MIAMI BEACH, Fla. - If you're a radiation dosimetrist, you spend hours analyzing your facility's radiation treatment plans on a regular basis. But such quality assurance (QA) has to be performed manually, an unpleasant drudgery. Fortunately, a better way was described in a poster presentation at this week's American Society for Radiation Oncology (ASTRO) annual meeting.
The poster described the proof-of-concept work of a team of radiologists adept in computer programming from Washington University School of Medicine in St. Louis; the group worked with engineers from Philips Healthcare to develop prototype software that automates the process of analyzing multiple charts for dosimetric quality of radiotherapy treatment plans. The automated process takes about 80 minutes to evaluate 45 patient plans; if performed manually, this task would take hours.
Dr. Parag Parikh, assistant professor of radiology and biomedical engineering, explained that he and his colleagues asked themselves if it would be possible to develop software that seamlessly works with a commercial radiation oncology treatment planning system to evaluate groups of patients at one time. The radiation oncology department uses a Philips Pinnacle3 treatment planning system, so they approached the company about receiving engineering assistance to develop an automated reviewing infrastructure.
The prototype embeds the Python programming language in Pinnacle3, allowing for completely automated evaluation of a set of plans for different patients. Standardized naming of structures facilitated the comparison. The prototype was used to assess 19 normal tissue structures in the head and neck. "There was no user intervention whatsoever," Parikh said.
To test the system and perform a proof-of-concept study, treatment plans developed over a 12-month period for head and neck cancer patients were randomly selected for two radiation oncologists on staff. A total of 45 patient plans were selected for analysis -- 26 for one physician and 19 for the other.
"With a few mouse clicks, a physician can get attributes about groups of patients," Parikh said. "By having those attributes, we compared 45 treatment plans with a total of 855 structures in slightly over one hour. This normally would be a laborious project assigned to a medical student: opening every chart of every patient selected, writing down some numbers, entering them into a database. And if a department didn't have medical students, radiation oncologists or department staff could be spending hours, possibly days, doing this."
However, in 77 minutes, the plans were analyzed. The two physicians had similar tissue-sparing rates for the brain, brainstem, eyes, larynx, upper esophagus, spinal cord, and right submandibular gland. Their rates of sparing were dissimilar for the optic chiasm, optic nerves, parotid glands, left submandibular gland, oral cavity, and the mandible.

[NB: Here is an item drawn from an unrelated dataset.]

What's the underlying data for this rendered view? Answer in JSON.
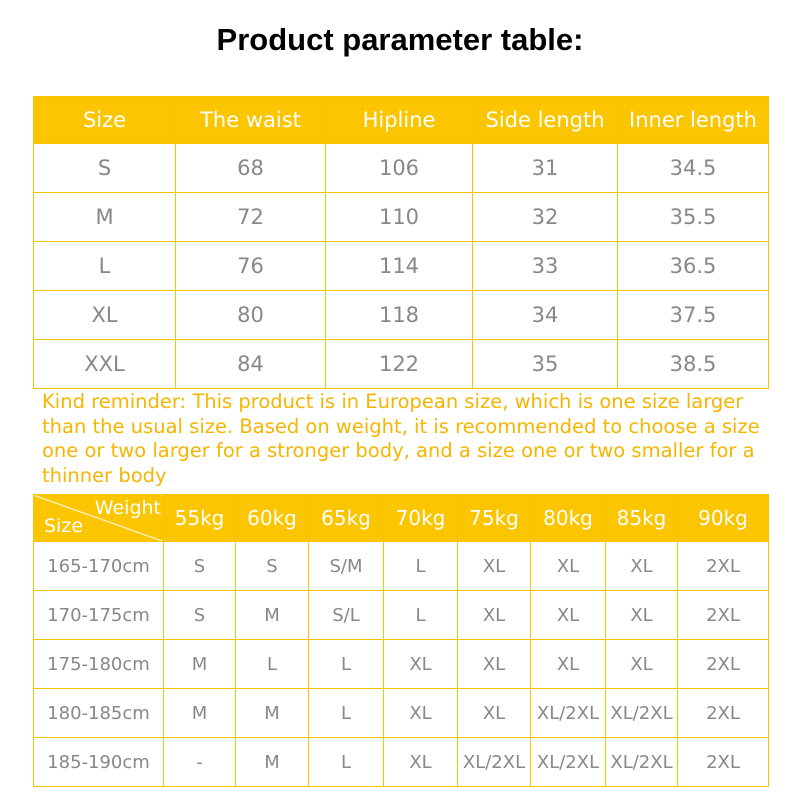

Both physicians are investigating action plans to identify the root causes of these differences. They suspect that the variances might be associated with differences in tumor stage and elective volume segmentation, as well as the different dosimetrists who worked on the plans.
"This software has the potential to improve individual radiation oncologists' practices," Parikh said. It also will provide data needed to obtain American Board of Radiology (ABR) certification and to comply with reporting requirements for the U.S. Centers for Medicare and Medicaid Services (CMS).
Future work will focus on each physician's plan using the Quantitative Analysis of Normal Tissue Effects in the Clinic (QUANTEC) guidelines to satisfy department quality initiatives and CMS requirements.
"We are currently working on getting reports showing late effects for normal tissue. We want to update guidelines on what certain doses should be for specific organs," Parikh said. "With the automated data gatherer, we are planning to develop a report for every single patient we treat. Data will be captured at the time that we review the plan."
The team intends to tackle treatment plans of prostate cancer patients, to make sure that plan quality is the same among the radiation oncologists who prepared them. To stimulate use of the prototype, the team has offered to run the data for their colleagues for ABR certification and for the CMS requirements, Parikh said. Once they see what the system can do, they realize its time-saving potential.
When asked if the product is heading toward commercialization, Parikh said that if enough of Philips' customers request it, it might become a commercial product. If there are not enough potential customers who want the capabilities, the software may never go beyond the research lab environment at Washington University, he said.